Choosing a topology depends on network stability, consistency requirements, and write conflict probability.


Handling Concurrent Writes and Version Vectors

In distributed systems—especially in multi-leader or leaderless setups—concurrent writes to the same key or document can lead to conflicts.

Conflict Scenarios:

  • Two users modify the same field simultaneously on different replicas.
  • Network partitions allow writes on both sides that must later be merged.

Conflict Detection and Resolution:

1. Version Vectors (Vector Clocks)

  • Each replica keeps a vector of counters for each other replica.

  • When two versions are compared:

    • If one is strictly greater than the other, it is the newer version.
    • If neither is greater (concurrent updates), a conflict exists.

2. Last-Write-Wins (LWW)

  • Choose the version with the most recent timestamp.
  • Simple, but can cause unintentional data loss.

3. Custom Merge Logic

  • Application-defined logic to resolve concurrent edits (e.g., merging lists).

4. Conflict-Free Replicated Data Types (CRDTs)

  • Data structures that automatically merge without conflict.
  • Ideal for collaborative editing (e.g., counters, sets, text sequences).

Version vectors are especially helpful in identifying whether updates are causally related or concurrent, enabling systems to intelligently merge or flag conflicts.

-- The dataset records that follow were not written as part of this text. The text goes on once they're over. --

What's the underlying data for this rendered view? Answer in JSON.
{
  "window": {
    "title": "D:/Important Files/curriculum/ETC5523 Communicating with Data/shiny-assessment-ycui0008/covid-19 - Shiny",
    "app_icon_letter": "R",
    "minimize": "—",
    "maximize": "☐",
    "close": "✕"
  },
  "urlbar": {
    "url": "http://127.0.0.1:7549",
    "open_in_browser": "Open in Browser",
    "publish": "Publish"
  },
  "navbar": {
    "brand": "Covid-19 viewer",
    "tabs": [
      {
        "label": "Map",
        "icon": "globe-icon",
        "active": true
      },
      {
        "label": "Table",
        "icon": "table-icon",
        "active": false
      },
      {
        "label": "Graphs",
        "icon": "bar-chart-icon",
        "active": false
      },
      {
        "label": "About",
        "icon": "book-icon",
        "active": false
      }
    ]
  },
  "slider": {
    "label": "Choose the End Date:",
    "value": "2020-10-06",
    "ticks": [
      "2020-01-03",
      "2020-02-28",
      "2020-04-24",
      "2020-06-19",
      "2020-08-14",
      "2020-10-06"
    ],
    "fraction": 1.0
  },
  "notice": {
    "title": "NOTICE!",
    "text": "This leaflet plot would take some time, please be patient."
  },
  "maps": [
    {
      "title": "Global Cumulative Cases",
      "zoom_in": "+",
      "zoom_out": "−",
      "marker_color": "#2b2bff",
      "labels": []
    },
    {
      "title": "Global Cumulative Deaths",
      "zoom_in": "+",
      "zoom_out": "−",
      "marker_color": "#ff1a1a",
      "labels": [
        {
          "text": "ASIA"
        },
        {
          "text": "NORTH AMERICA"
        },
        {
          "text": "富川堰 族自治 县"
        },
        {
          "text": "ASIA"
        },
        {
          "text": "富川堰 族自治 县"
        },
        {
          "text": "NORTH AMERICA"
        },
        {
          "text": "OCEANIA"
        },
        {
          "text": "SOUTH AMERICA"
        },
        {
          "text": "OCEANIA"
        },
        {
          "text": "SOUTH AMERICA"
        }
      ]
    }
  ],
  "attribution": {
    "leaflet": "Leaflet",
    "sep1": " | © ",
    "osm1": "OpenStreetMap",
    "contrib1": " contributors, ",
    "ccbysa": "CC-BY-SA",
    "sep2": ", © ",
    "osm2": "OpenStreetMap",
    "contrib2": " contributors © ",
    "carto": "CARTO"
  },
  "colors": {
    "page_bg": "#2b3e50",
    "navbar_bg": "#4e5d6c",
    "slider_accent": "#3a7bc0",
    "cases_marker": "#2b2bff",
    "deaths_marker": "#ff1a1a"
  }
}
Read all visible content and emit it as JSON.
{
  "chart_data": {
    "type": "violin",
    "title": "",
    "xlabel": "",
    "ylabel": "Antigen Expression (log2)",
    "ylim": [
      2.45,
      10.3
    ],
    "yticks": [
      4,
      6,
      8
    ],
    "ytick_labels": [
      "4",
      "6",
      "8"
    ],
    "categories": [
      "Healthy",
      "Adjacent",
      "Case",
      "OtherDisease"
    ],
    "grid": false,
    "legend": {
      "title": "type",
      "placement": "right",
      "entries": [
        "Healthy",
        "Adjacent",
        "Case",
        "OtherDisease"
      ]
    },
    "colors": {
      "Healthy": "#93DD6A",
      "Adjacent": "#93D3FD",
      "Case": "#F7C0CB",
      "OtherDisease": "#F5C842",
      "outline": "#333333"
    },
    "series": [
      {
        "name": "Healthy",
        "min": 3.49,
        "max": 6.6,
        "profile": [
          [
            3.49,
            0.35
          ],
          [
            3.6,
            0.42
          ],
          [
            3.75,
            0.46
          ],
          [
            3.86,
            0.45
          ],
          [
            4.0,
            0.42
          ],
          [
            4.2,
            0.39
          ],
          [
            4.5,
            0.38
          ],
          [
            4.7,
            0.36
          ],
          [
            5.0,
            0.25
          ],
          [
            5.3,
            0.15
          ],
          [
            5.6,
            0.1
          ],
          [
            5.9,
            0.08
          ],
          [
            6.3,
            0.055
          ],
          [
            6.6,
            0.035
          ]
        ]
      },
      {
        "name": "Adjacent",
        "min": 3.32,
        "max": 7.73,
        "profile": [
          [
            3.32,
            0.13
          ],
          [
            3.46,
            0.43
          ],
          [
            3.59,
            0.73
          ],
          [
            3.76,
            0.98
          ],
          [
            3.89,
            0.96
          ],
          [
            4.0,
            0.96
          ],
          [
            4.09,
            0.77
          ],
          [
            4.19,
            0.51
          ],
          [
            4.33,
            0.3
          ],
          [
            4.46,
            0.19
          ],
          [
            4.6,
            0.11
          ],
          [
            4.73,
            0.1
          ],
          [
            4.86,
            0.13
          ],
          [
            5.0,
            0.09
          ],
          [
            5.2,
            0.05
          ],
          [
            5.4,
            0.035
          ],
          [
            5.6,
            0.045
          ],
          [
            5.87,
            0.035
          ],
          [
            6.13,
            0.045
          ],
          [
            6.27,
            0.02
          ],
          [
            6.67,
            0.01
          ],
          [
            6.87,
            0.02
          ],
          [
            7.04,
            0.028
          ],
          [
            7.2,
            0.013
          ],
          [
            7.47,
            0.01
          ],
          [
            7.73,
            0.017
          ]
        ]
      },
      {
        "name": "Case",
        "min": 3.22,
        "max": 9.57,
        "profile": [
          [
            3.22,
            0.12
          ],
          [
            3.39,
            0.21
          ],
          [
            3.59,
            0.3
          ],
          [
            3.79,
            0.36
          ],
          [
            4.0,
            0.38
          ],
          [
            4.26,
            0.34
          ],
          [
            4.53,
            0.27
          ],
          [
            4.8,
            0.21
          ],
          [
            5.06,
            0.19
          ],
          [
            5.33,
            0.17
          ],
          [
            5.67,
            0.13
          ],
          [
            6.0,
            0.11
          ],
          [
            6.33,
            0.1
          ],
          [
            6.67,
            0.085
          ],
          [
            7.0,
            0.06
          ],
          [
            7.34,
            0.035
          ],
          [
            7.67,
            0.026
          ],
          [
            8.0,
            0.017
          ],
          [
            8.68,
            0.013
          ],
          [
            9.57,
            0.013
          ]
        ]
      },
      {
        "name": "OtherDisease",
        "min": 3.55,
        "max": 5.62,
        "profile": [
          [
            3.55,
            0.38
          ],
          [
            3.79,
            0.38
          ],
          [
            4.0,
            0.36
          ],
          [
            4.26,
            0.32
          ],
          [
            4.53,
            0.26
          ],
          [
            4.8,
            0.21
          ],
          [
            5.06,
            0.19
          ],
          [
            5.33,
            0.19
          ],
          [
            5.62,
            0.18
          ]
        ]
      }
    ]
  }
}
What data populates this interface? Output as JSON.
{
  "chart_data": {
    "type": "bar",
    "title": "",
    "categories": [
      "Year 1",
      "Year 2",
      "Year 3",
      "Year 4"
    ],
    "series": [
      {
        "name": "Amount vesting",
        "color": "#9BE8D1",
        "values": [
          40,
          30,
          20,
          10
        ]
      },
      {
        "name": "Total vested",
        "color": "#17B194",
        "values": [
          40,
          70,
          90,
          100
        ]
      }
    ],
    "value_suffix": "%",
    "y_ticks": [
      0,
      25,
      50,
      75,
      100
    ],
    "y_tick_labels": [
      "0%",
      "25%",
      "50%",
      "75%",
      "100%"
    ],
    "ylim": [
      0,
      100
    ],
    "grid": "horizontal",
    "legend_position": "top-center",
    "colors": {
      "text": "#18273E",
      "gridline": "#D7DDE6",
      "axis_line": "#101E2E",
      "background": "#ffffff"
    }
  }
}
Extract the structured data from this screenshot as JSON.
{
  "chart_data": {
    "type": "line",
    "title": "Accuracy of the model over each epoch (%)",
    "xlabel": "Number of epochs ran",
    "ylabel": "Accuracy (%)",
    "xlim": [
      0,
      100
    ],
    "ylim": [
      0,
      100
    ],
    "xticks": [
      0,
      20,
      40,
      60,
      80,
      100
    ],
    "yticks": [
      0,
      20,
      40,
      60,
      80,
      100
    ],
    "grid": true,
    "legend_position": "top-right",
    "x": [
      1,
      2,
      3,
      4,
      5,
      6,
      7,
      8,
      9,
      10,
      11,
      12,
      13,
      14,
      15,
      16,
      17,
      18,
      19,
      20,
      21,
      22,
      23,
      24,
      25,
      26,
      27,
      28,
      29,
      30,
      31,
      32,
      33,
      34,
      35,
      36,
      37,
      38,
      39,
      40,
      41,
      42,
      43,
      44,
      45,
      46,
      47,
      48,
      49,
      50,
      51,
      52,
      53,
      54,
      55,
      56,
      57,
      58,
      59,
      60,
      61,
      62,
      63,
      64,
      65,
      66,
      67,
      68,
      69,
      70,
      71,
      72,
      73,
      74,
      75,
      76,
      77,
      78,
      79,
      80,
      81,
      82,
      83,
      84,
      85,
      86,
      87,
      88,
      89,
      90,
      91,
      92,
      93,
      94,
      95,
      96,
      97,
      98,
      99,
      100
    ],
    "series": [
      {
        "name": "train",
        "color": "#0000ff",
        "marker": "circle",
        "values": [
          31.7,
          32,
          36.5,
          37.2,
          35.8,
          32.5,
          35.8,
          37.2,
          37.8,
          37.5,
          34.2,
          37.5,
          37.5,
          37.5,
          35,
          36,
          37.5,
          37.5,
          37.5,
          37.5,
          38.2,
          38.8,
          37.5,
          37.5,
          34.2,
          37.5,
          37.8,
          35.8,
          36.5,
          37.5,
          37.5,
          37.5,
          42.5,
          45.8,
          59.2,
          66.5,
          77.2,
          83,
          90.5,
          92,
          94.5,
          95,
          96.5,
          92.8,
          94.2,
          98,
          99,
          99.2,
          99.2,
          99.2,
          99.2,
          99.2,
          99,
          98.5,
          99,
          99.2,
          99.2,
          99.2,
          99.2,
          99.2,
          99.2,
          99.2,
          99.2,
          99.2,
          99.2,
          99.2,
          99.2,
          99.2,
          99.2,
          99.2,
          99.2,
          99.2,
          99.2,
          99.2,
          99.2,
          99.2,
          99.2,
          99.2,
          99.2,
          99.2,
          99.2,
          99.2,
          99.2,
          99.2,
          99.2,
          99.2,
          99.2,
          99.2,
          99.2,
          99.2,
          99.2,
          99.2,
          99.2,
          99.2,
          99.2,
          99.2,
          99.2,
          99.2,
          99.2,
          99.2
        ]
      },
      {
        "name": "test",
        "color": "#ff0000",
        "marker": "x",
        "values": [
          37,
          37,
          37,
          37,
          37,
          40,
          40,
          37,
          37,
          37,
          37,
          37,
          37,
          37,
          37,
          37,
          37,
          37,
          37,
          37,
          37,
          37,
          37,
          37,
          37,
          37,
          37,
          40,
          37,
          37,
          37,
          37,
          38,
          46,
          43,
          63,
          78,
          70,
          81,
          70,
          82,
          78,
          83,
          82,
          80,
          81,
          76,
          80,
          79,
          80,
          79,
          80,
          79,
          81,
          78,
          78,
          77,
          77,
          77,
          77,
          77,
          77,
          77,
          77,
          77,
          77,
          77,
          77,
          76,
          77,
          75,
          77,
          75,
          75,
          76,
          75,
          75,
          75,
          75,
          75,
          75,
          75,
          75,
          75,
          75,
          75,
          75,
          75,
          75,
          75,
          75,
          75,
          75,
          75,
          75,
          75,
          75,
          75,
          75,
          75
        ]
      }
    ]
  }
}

Leaderless Replication & Quorum-Based Consistency

In leaderless replication (e.g., Amazon Dynamo-style systems):

  • Any node can accept reads or writes.
  • Uses quorum-based consistency to ensure correctness.
  • Supports eventual consistency with tuneable parameters for R/W.

Trade-offs:

  • Pros: High availability, fault tolerance, simple horizontal scaling.
  • Cons: Read/write conflicts, need for reconciliation, possible stale reads.